Researchers at Stanford University defined two groups of subjects – those who frequently multitask and those who do not. They wanted to find out what skills the multitaskers have the non-multitaskers do not. They tested the two groups with three standard psychological tests of attention. The first test involved showing subjects blue and red rectangles and then having them determine on a subsequent showing if the red rectangles changed orientation – this tests the ability to ignore irrelevant information. The second task involved showing subjects a series of letters and then hitting the button when they see a letter they had seen exactly three letters previously – a test of memory organization. And the third task involved being shown letter/number pairs and then being asked at random to either determine if the letter was a vowel or if the number were odd/even – a test of the ability to rapidly switch between tasks.
This turned out to be one of those wonderful experiments where the experimenters find exactly the opposite of what they expected – the high multitaskers performed significantly worse on all three tasks. This was especially surprising because the researchers chose these tasks based upon the hypothesis that they involved skills useful for multitasking. Further, the high multitaskers thought they were good at multitasking while the low multitaskers thought they were poor at it.
This study reinforces the conclusion that people easily delude themselves. It does not show we are bad at multitasking – it was not designed to test that.

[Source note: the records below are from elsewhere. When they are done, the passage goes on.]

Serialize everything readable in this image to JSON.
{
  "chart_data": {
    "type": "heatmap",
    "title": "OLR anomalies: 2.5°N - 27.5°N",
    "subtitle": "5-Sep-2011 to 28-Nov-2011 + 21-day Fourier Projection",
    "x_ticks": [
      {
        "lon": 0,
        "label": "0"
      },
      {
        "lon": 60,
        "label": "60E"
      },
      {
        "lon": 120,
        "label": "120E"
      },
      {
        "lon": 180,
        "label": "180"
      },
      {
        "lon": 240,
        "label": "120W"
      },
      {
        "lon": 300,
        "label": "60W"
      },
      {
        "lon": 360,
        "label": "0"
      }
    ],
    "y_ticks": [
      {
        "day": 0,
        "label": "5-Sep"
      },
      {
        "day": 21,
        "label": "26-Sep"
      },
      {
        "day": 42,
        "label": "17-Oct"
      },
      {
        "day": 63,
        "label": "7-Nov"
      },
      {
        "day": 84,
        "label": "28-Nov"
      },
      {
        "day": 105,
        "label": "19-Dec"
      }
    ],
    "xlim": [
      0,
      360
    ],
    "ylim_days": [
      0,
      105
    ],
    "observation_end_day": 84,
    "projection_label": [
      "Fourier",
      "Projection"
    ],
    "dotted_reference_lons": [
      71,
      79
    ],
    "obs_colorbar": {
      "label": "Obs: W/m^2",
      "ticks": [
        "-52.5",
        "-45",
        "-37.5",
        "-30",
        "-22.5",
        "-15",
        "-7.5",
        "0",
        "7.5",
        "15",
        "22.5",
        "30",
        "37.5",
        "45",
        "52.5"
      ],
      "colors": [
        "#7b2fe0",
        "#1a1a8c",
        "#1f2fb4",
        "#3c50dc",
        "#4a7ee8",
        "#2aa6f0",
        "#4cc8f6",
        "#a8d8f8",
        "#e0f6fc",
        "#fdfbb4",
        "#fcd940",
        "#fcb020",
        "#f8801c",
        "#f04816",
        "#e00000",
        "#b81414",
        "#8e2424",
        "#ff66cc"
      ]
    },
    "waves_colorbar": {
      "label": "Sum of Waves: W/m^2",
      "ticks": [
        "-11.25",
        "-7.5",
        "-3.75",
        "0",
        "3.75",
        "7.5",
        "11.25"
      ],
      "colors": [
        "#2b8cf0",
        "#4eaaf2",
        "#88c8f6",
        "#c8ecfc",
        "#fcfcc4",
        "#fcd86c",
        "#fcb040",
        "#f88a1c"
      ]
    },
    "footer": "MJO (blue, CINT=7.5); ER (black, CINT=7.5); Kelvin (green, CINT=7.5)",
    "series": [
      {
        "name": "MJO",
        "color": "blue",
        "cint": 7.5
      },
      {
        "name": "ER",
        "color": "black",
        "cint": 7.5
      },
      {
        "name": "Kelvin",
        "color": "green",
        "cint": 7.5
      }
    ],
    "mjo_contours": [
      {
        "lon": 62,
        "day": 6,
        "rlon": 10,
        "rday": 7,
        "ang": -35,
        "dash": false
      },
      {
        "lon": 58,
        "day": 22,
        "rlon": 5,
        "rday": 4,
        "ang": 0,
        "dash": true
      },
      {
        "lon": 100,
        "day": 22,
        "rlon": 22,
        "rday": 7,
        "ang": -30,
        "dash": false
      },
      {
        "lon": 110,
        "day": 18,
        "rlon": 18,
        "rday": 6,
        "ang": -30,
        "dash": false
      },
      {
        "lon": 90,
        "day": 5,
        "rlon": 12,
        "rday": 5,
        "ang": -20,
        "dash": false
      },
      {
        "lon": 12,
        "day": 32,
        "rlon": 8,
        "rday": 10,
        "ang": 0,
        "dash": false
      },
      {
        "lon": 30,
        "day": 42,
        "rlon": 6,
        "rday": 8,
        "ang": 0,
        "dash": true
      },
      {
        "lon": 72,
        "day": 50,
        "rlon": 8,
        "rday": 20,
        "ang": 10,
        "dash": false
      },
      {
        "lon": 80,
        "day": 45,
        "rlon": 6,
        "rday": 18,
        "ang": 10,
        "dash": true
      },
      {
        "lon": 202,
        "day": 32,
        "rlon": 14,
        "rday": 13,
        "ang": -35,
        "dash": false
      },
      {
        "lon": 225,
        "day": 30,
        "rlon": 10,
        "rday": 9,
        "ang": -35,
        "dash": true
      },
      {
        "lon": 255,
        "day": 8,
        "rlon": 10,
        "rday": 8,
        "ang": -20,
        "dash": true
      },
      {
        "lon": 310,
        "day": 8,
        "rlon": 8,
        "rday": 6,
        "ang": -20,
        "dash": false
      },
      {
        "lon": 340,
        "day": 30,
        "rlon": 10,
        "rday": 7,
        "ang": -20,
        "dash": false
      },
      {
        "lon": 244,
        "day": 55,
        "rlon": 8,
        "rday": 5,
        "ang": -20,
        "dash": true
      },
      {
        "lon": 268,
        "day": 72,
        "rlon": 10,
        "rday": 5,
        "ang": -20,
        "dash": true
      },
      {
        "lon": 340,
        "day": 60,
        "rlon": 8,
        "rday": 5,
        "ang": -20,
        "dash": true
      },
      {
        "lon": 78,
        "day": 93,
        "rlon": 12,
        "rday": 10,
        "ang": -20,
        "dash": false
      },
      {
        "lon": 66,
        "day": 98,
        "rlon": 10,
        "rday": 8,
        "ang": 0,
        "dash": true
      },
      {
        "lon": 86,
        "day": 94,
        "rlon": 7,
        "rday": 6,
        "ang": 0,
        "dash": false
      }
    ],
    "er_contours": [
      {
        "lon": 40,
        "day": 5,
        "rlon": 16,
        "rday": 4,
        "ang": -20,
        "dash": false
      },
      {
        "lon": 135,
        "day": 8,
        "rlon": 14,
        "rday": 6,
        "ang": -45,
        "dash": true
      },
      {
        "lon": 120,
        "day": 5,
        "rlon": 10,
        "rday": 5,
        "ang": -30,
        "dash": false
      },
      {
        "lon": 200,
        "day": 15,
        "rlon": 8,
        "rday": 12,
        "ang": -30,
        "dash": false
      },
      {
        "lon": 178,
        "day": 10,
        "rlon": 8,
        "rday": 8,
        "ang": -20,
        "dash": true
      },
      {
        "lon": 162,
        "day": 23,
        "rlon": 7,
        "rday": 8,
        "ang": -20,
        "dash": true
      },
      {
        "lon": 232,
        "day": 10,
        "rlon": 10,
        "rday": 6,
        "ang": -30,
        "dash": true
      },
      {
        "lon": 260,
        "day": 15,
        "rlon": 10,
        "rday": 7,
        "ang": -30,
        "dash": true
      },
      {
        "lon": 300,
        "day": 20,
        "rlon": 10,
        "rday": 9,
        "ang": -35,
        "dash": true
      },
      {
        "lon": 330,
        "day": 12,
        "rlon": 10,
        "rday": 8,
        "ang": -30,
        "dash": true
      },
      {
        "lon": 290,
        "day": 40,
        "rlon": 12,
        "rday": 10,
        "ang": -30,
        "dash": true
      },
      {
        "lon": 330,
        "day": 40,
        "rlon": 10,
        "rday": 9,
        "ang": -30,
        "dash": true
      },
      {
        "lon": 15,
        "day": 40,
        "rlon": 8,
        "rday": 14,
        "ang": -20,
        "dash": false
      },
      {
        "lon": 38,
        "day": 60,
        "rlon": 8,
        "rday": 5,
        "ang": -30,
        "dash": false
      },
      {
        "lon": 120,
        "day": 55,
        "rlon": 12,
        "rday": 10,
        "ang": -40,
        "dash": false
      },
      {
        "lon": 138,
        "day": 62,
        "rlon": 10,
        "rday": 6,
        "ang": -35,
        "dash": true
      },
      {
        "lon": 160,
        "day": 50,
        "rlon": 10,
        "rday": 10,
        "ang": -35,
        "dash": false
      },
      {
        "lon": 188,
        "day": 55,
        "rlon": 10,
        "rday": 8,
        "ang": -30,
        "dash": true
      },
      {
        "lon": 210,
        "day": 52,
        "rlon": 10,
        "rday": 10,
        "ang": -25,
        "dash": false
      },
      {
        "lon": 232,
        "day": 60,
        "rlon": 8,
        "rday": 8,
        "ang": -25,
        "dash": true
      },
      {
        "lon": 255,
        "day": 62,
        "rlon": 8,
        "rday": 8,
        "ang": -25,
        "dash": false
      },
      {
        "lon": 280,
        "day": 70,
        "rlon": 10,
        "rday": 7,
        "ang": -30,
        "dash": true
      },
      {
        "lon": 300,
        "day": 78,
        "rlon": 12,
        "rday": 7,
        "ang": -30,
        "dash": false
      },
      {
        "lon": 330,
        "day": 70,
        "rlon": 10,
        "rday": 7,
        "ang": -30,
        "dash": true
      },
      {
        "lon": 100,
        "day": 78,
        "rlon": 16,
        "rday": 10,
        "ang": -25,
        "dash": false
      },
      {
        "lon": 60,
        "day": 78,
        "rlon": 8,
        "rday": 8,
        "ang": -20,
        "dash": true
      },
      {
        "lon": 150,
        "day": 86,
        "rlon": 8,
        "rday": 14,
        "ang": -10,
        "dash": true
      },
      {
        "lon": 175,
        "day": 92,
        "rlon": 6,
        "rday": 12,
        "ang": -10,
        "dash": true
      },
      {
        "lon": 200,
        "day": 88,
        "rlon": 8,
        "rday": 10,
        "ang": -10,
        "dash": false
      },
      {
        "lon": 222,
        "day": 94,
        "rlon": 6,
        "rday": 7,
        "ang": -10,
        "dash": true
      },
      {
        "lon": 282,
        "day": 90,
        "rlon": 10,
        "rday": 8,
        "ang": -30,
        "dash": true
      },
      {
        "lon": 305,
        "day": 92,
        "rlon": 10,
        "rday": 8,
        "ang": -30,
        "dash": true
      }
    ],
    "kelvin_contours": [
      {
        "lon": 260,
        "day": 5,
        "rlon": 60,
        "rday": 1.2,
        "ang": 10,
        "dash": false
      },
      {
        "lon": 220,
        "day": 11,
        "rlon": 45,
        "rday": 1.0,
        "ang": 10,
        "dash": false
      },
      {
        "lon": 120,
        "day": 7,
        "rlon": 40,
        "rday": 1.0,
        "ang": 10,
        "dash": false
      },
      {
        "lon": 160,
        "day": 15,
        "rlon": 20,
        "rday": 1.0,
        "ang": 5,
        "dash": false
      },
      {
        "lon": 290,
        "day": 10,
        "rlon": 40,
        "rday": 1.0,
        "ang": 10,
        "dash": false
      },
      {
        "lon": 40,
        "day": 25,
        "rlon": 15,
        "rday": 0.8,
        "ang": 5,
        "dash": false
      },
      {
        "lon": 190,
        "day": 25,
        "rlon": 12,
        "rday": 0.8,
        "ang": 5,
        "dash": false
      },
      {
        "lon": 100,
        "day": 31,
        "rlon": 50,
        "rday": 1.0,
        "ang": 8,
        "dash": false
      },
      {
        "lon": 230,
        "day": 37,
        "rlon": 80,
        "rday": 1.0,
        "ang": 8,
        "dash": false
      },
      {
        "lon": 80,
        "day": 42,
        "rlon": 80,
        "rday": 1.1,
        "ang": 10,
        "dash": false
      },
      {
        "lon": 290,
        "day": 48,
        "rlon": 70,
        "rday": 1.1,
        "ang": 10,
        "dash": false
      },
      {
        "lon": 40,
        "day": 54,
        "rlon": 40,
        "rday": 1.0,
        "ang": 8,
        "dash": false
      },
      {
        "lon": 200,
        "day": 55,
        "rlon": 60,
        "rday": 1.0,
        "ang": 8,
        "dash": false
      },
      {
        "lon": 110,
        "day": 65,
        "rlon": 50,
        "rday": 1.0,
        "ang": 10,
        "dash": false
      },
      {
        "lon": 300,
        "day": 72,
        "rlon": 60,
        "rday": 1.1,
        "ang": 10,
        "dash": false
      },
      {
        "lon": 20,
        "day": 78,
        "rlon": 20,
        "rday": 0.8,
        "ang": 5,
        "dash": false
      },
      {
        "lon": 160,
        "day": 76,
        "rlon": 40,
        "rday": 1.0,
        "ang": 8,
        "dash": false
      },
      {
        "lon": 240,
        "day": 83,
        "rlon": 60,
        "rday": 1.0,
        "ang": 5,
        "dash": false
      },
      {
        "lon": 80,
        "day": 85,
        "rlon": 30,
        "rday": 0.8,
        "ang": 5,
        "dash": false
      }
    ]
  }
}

Rather, it shows that people who multitask either do so because they think they are good at it when they are not, or they do it because they have to or want to and then rationalize their multitasking by deluding themselves into thinking that they are good at it.
But why are high multitaskers worse at standard tests of attention? This needs further exploration. Perhaps multitasking dulls our mental abilities – we lose the ability to focus, to filter out extraneous information, and to quickly shift our attention to a necessary task. Or – perhaps high multitaskers do so because they naturally have poor attention skills, or don’t recognize the negative impact multitasking has on their performance. Maybe low multitaskers are better able to detect the deleterious effects multitasking has on attention and performance.
Perhaps this should not have been as surprising at it was. We know, for example, that even something as simple as talking on a cell phone has a significantly negative impact on driving performance. It also turns out that this is not related to having one hand on the cell phone, but the fact that the conversation diverts our attention from the road.
We also know that our attention is much more limited than we naively feel. There is, for example, a dramatic phenomenon known as inattentional blindness. Here, for example, is Richard Wiseman’s color changing card trick. There is also this video. Take a look (prior to reading the comments).
The lesson is – don’t multitask. Do not text while you are walking on the street or (ack) driving your car (yes, people do this). Don’t read your e-mail while having a conversation (I admit, I am guilty of this one.) Or (if you are George Costanza) don’t eat, watch TV, and have sex at the same time. If you need to perform a task well, give it your full attention.